9)I love when our caravan is Pitched somewhere nice, and we get some Peace to chill out with a book while the kids Play. I'm definitely a People Person (I was thinking that this morning as I sat in a senior management meeting and found I was constantly distracted from the fascinating statistics we were looking at by thinking about the characters of the different people around the room) but, sometimes I can have too much of a good thing and then getting away from it all is Perfect, although I miss Perusing all the blogs I love to visit.

10) Lastly, I love Photographs. When the kids were wee, I fear it may have been because in the photos all four were clean and smiling AT THE SAME TIME whereas in real life this was less likely to be the case. We have a whole wall of photos of the kids in the living room.
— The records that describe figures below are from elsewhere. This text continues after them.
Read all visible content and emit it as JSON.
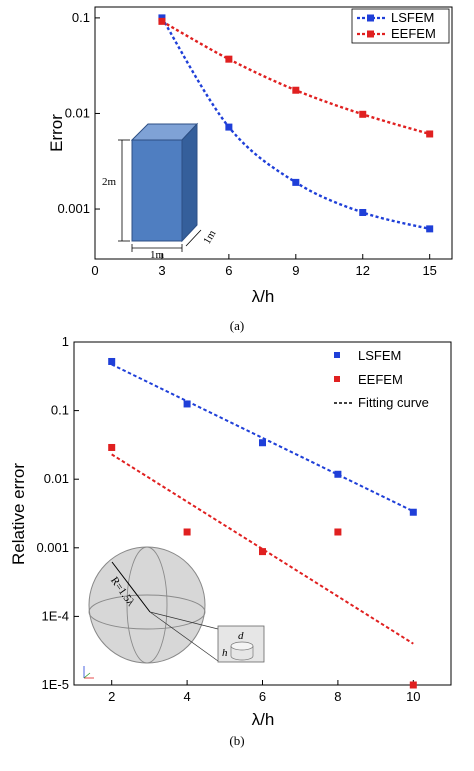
{
  "chart_data": [
    {
      "type": "line",
      "panel_label": "(a)",
      "xlabel": "λ/h",
      "ylabel": "Error",
      "xlim": [
        0,
        16
      ],
      "ylim": [
        0.0003,
        0.13
      ],
      "yscale": "log",
      "x_ticks": [
        "0",
        "3",
        "6",
        "9",
        "12",
        "15"
      ],
      "y_ticks": [
        "0.1",
        "0.01",
        "0.001"
      ],
      "legend_position": "top-right",
      "series": [
        {
          "name": "LSFEM",
          "color": "#1f3fd8",
          "x": [
            3,
            6,
            9,
            12,
            15
          ],
          "values": [
            0.1,
            0.0072,
            0.0019,
            0.00092,
            0.00062
          ]
        },
        {
          "name": "EEFEM",
          "color": "#e02020",
          "x": [
            3,
            6,
            9,
            12,
            15
          ],
          "values": [
            0.092,
            0.037,
            0.0175,
            0.0098,
            0.0061
          ]
        }
      ],
      "inset": {
        "labels": [
          "2m",
          "1m",
          "1m"
        ],
        "fill": "#4f7ec1"
      }
    },
    {
      "type": "scatter",
      "panel_label": "(b)",
      "xlabel": "λ/h",
      "ylabel": "Relative error",
      "xlim": [
        1,
        11
      ],
      "ylim": [
        1e-05,
        1
      ],
      "yscale": "log",
      "x_ticks": [
        "2",
        "4",
        "6",
        "8",
        "10"
      ],
      "y_ticks": [
        "1",
        "0.1",
        "0.01",
        "0.001",
        "1E-4",
        "1E-5"
      ],
      "legend_position": "top-right",
      "series": [
        {
          "name": "LSFEM",
          "color": "#1f3fd8",
          "x": [
            2,
            4,
            6,
            8,
            10
          ],
          "values": [
            0.52,
            0.125,
            0.034,
            0.0118,
            0.0033
          ]
        },
        {
          "name": "EEFEM",
          "color": "#e02020",
          "x": [
            2,
            4,
            6,
            8,
            10
          ],
          "values": [
            0.029,
            0.0017,
            0.00088,
            0.0017,
            1e-05
          ]
        }
      ],
      "fits": [
        {
          "color": "#1f3fd8",
          "x": [
            2,
            10
          ],
          "values": [
            0.47,
            0.0034
          ]
        },
        {
          "color": "#e02020",
          "x": [
            2,
            10
          ],
          "values": [
            0.023,
            4e-05
          ]
        }
      ],
      "legend_fit_label": "Fitting curve",
      "inset": {
        "labels": [
          "R=1.5λ",
          "d",
          "h"
        ]
      }
    }
  ]
}
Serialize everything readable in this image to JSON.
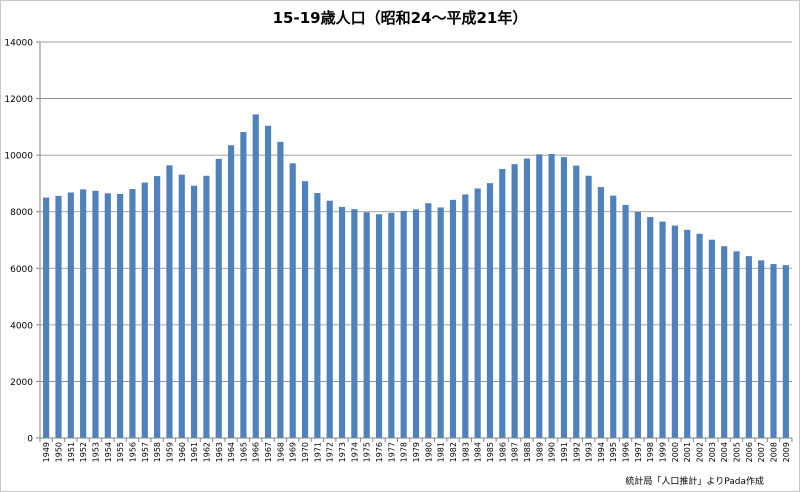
{
  "chart_data": {
    "type": "bar",
    "title": "15-19歳人口（昭和24～平成21年）",
    "note": "統計局「人口推計」よりPada作成",
    "xlabel": "",
    "ylabel": "",
    "ylim": [
      0,
      14000
    ],
    "yticks": [
      0,
      2000,
      4000,
      6000,
      8000,
      10000,
      12000,
      14000
    ],
    "grid": true,
    "legend": "none",
    "bar_color": "#4f81bd",
    "categories": [
      "1949",
      "1950",
      "1951",
      "1952",
      "1953",
      "1954",
      "1955",
      "1956",
      "1957",
      "1958",
      "1959",
      "1960",
      "1961",
      "1962",
      "1963",
      "1964",
      "1965",
      "1966",
      "1967",
      "1968",
      "1969",
      "1970",
      "1971",
      "1972",
      "1973",
      "1974",
      "1975",
      "1976",
      "1977",
      "1978",
      "1979",
      "1980",
      "1981",
      "1982",
      "1983",
      "1984",
      "1985",
      "1986",
      "1987",
      "1988",
      "1989",
      "1990",
      "1991",
      "1992",
      "1993",
      "1994",
      "1995",
      "1996",
      "1997",
      "1998",
      "1999",
      "2000",
      "2001",
      "2002",
      "2003",
      "2004",
      "2005",
      "2006",
      "2007",
      "2008",
      "2009"
    ],
    "values": [
      8500,
      8560,
      8680,
      8790,
      8740,
      8650,
      8630,
      8800,
      9030,
      9260,
      9640,
      9310,
      8920,
      9270,
      9870,
      10350,
      10820,
      11440,
      11040,
      10470,
      9710,
      9080,
      8660,
      8390,
      8170,
      8090,
      7980,
      7910,
      7960,
      8030,
      8080,
      8300,
      8150,
      8420,
      8610,
      8820,
      9010,
      9510,
      9680,
      9880,
      10030,
      10040,
      9930,
      9630,
      9270,
      8870,
      8570,
      8240,
      7990,
      7810,
      7650,
      7510,
      7360,
      7220,
      7010,
      6780,
      6600,
      6430,
      6280,
      6150,
      6110
    ]
  }
}
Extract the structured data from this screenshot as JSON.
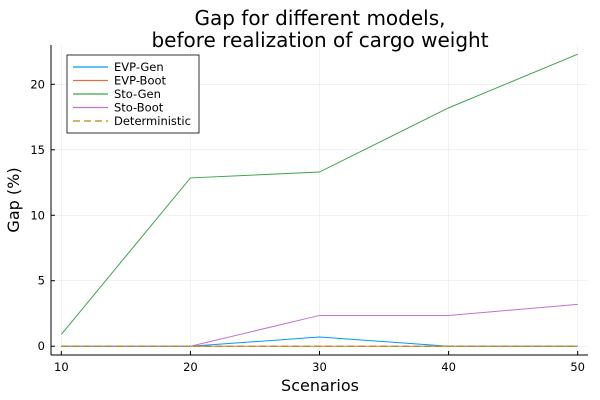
{
  "chart_data": {
    "type": "line",
    "title": [
      "Gap for different models,",
      "before realization of cargo weight"
    ],
    "xlabel": "Scenarios",
    "ylabel": "Gap (%)",
    "x": [
      10,
      20,
      30,
      40,
      50
    ],
    "xlim": [
      9.2,
      50.8
    ],
    "ylim": [
      -0.67,
      23.0
    ],
    "xticks": [
      10,
      20,
      30,
      40,
      50
    ],
    "yticks": [
      0,
      5,
      10,
      15,
      20
    ],
    "grid": true,
    "legend_position": "top-left",
    "series": [
      {
        "name": "EVP-Gen",
        "values": [
          0,
          0,
          0.7,
          0,
          0
        ],
        "color": "#009AFA",
        "dash": "solid"
      },
      {
        "name": "EVP-Boot",
        "values": [
          0,
          0,
          0,
          0,
          0
        ],
        "color": "#E26F46",
        "dash": "solid"
      },
      {
        "name": "Sto-Gen",
        "values": [
          0.9,
          12.85,
          13.3,
          18.2,
          22.3
        ],
        "color": "#3DA44D",
        "dash": "solid"
      },
      {
        "name": "Sto-Boot",
        "values": [
          0,
          0,
          2.35,
          2.35,
          3.2
        ],
        "color": "#C271D2",
        "dash": "solid"
      },
      {
        "name": "Deterministic",
        "values": [
          0,
          0,
          0,
          0,
          0
        ],
        "color": "#AC8E18",
        "dash": "dashed"
      }
    ]
  }
}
I'd take a photo of it to post here but I can't find my camera. I may edit this paragraph later! I hope to find it tomorrow to take our Puppy (now eight months old and not so puppy-like now) and Put one foot in front of the other and go for a nice walk somewhere. (Edit Sunday 23/11/08 - found camera, but not in time for either yesterday's walk or the beautiful snow scene which we woke up to today. The kids all enjoyed a snowball fight outside church after the service, and as usual I tried to convince them all I am highly allergic to snowballs).

Thanks, Cowboy's Wife. I enjoyed doing that. If anyone else wants to join in, please let me know and I'll assign you a letter and await your post with eagerness.